Felleisen is not as comfortable with the programmed text format, so instead of questions and answers, he has a deranged dialog going on which reads a little like Sméagol and Gollum discussing (quote (fishes)).
The Little Schemer is not a complete book on programming. It is weak in practical concerns like documentation, defensive programming, and computational efficiency. The development of a system of arithmetic from three primitives is delightful from a mathematical perspective and shockingly horrible from an engineering perspective.

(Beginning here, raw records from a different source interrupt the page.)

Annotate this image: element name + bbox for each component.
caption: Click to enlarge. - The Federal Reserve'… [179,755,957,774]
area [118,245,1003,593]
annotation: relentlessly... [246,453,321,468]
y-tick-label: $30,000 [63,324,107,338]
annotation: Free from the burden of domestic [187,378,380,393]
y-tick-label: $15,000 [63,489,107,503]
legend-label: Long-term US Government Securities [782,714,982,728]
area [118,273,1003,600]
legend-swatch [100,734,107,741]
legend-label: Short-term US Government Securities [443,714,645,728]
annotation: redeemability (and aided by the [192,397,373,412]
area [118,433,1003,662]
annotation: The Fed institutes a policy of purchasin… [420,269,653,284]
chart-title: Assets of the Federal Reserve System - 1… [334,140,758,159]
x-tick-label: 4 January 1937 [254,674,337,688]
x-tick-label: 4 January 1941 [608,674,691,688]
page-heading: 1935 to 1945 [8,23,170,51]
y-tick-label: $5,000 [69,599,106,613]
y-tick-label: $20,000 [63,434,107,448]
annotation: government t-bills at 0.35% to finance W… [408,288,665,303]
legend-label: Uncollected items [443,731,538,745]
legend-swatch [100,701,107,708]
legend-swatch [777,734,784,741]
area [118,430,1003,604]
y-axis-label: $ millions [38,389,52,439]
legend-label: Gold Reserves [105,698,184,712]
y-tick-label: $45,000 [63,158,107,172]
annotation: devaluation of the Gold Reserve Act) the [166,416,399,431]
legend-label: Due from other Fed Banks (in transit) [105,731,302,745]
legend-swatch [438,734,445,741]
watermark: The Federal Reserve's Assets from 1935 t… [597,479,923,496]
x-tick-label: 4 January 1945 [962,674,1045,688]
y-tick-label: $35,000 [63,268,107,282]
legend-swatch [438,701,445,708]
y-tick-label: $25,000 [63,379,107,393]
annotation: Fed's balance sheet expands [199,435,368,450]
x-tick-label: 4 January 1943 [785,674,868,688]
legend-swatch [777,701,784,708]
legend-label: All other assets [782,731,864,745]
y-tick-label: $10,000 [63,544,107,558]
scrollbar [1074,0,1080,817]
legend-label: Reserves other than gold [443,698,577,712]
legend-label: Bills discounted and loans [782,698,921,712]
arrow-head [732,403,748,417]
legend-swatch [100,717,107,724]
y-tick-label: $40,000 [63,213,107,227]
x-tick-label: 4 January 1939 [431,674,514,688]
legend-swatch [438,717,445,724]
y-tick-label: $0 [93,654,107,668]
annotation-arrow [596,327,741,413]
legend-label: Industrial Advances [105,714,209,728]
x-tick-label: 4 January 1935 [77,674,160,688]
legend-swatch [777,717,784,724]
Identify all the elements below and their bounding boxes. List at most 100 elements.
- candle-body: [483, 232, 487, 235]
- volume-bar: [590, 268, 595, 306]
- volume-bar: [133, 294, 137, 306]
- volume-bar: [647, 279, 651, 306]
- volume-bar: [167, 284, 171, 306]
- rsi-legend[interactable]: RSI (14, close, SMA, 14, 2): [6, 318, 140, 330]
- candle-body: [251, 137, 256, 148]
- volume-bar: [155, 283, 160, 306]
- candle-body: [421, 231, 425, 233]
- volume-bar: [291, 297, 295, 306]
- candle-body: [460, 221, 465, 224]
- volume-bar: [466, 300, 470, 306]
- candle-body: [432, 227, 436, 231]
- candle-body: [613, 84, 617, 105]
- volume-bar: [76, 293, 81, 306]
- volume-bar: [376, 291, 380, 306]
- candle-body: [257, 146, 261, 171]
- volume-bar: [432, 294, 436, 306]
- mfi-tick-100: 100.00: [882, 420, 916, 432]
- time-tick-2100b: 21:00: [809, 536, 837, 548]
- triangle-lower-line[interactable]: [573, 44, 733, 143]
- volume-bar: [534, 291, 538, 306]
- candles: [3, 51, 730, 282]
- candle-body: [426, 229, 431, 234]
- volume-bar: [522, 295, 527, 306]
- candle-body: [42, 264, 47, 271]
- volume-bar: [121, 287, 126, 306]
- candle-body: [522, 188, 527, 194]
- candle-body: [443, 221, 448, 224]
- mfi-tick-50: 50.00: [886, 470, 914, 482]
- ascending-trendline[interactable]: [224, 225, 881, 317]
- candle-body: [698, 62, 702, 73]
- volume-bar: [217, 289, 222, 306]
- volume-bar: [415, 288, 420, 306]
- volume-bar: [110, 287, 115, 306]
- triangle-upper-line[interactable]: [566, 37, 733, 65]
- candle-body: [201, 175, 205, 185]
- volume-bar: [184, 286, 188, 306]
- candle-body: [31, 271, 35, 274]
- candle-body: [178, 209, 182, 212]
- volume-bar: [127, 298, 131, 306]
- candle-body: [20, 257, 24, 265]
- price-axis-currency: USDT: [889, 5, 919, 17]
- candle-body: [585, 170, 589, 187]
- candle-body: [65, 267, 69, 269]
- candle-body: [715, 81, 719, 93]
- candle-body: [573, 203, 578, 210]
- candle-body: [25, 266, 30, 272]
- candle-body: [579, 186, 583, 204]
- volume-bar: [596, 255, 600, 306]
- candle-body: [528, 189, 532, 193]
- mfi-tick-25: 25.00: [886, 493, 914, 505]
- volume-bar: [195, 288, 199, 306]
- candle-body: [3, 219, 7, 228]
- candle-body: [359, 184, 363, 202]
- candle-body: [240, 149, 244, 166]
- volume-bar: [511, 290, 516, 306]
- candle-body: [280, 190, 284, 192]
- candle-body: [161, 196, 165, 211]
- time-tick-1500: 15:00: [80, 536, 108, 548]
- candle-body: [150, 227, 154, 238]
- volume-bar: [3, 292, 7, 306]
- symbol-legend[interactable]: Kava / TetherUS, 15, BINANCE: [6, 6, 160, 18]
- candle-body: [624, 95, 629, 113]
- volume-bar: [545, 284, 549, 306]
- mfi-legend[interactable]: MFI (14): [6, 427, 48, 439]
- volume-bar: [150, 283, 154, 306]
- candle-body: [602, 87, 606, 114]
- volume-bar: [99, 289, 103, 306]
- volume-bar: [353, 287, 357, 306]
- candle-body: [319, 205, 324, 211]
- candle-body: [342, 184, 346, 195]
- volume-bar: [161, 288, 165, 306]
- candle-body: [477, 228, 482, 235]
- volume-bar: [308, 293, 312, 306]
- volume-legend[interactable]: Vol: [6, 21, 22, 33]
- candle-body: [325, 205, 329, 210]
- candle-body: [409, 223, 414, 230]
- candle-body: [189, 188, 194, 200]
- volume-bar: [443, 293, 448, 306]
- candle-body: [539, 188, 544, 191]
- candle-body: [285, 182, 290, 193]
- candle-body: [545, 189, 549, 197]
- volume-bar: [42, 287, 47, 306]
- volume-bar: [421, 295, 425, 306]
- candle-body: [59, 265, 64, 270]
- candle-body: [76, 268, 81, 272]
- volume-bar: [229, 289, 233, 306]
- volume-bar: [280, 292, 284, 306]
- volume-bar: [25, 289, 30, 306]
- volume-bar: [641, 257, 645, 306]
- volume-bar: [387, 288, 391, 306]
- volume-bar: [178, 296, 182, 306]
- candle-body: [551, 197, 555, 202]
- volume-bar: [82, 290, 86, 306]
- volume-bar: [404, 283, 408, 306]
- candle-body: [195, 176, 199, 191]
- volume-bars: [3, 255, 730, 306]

It also will not teach you very much about Scheme. It touches on only a very small part of the language: a very good part.
Despite its flaws, the book has a very loyal following and that is because it works. It teaches one thing, a thing that is very difficult to teach, a thing that every professional programmer should know, and it does it really well. These are lessons that stick with you. You need to grab a sandwich and study this book.
.....
The Little JavaScripter
JavaScript has much in common with Scheme. It is a dynamic language. It has a flexible datatype (arrays) that can easily simulate s-expressions. And most importantly, functions are lambdas.
Because of this deep similarity, all of the functions in The Little Schemer can be written in JavaScript. The syntaxes of these two languages are very different, so some transformation rules are needed.
Little Scheme in JavaScript.
The final chapter of The Little Schemer is a Little Scheme interpreter, capable of evaluating most of the expressions in the book. I made a couple of modifications.
I added the define function, which allows you to enter all of the Scheme functions and run them.
It can use your own JavaScript functions as Scheme primitives, so you can add new JavaScript capability without modifying the interpreter.
It runs in a web page, so you can execute your Scheme programs in any web browser. Just type your well-formed functions into the input box, press the big fat eval button, and see the result in the output box.
This interpreter was not designed for speed or reliability, so don't lean on it too hard. But it is responsive, and it is a good companion to the book.
(define l (quote (((hotdogs))(and)(pickle)relish) ))
(car (car l))
Use the define and quote functions to enter the s-expressions.